Von Johann Sulpiz Melchior Dominikus Boisserée (8. bis 11. Dezember 1817)

1817 Dezember 8 Über neue Entwicklungen wegen des Verkaufs der Gemäldesammlung: Aus Berlin werde gemeldet, daß die Regierung nach wie vor Interesse am Kauf der Sammlung habe. Die Verminderung der Noth und Theurung sowie der Amtsantritt von K. vom Stein zum Altenstein, der die Verhandlungen mit B. geführt habe, seien positiv zu werten. Auf die geforderten neuen Verhandlungen wolle sich B. aber nicht einlassen. In Württemberg sei die Angelegenheit wegen dringenden allgemeinen Staatsgeschäften einstweilen bey Seite gelegt worden; erwähnt: König Salomo. 1817 Dezember 11 Dank für G.s Brief mit dem Entwurf der Abhandlung über Bossi und Leonardo ("Joseph Bossi über Leonard da Vinci Abendmahl zu Mailand" für "Über Kunst und Altertum" I 3).
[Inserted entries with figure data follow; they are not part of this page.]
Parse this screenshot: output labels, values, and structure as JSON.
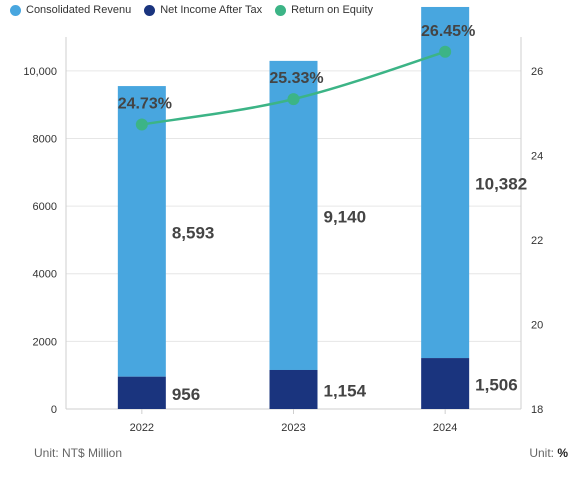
{
  "legend": [
    {
      "label": "Consolidated Revenu",
      "color": "#48a6df"
    },
    {
      "label": "Net Income After Tax",
      "color": "#1a347e"
    },
    {
      "label": "Return on Equity",
      "color": "#3cb486"
    }
  ],
  "units": {
    "left_label": "Unit: NT$ Million",
    "right_prefix": "Unit: ",
    "right_unit": "%"
  },
  "chart_data": {
    "type": "bar",
    "categories": [
      "2022",
      "2023",
      "2024"
    ],
    "series": [
      {
        "name": "Consolidated Revenu",
        "type": "bar",
        "axis": "left",
        "stacked": true,
        "color": "#48a6df",
        "values": [
          8593,
          9140,
          10382
        ],
        "labels": [
          "8,593",
          "9,140",
          "10,382"
        ]
      },
      {
        "name": "Net Income After Tax",
        "type": "bar",
        "axis": "left",
        "stacked": true,
        "color": "#1a347e",
        "values": [
          956,
          1154,
          1506
        ],
        "labels": [
          "956",
          "1,154",
          "1,506"
        ]
      },
      {
        "name": "Return on Equity",
        "type": "line",
        "axis": "right",
        "color": "#3cb486",
        "values": [
          24.73,
          25.33,
          26.45
        ],
        "labels": [
          "24.73%",
          "25.33%",
          "26.45%"
        ]
      }
    ],
    "y_left": {
      "ticks": [
        "0",
        "2000",
        "4000",
        "6000",
        "8000",
        "10,000"
      ],
      "values": [
        0,
        2000,
        4000,
        6000,
        8000,
        10000
      ],
      "lim": [
        0,
        11000
      ]
    },
    "y_right": {
      "ticks": [
        "18",
        "20",
        "22",
        "24",
        "26"
      ],
      "values": [
        18,
        20,
        22,
        24,
        26
      ],
      "lim": [
        18,
        26.8
      ]
    },
    "grid": true,
    "legend_position": "top-left"
  }
}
B. kenne Bossis Werk durch die Rezension von F. Müller in den "Heidelbergischen Jahrbüchern" 1816 (Nr. 72-76). Im "Morgenblatt" vom 31. Oktober 1817 habe B. von einer Ausstellung M. d'Oggionos in London gelesen, auf der eine Kopie von Leonardos "Abendmahl" mit zahlreichen Abweichungen vom Original gezeigt worden sei (Nr. 261, K. Trummer "Korrespondenznachrichten"). Zum großherzoglichen Besitz der Durchzeichnungen Bossis wünsche B. viel Glück. Es wäre schön, wenn G. vor dem Schluß der Abhandlung die Gelegenheit hätte, den Christuskopf von Hemmling (H. Memling; Kopie nach J. van Eyck) zu sehen, aber auch Leonardo gebe G. bereits die Möglichkeit, von der altdeutschen Mahlerei zu reden. - B. wolle mit seinen Studien nachweisen, wie das Colorit von Eyck an Leonardo gekommen sei. - Frage, wann G. die Schrift herausgeben wolle. Von H. Meyer habe B. erfahren, daß bereits mehrere Bogen von "Über Kunst und Altertum" (I 3) gedruckt seien. - Meyers Aufsatz ("Neu-deutsche religios-patriotische Kunst", in: "Über Kunst und Altertum" I 2) habe manche Verwirrung und Mißtrauen erregt; erwähnt: jenes ironisch seyn wollende Geschwätz der bösen Buben in G.s Nachbarschaft und ein B. empfohlener Virtuose, der das Blatt gelesen und abgesagt habe, weil er fürchtete, (in B.s Bildersammlung) einen Ducaten bezahlen zu müssen.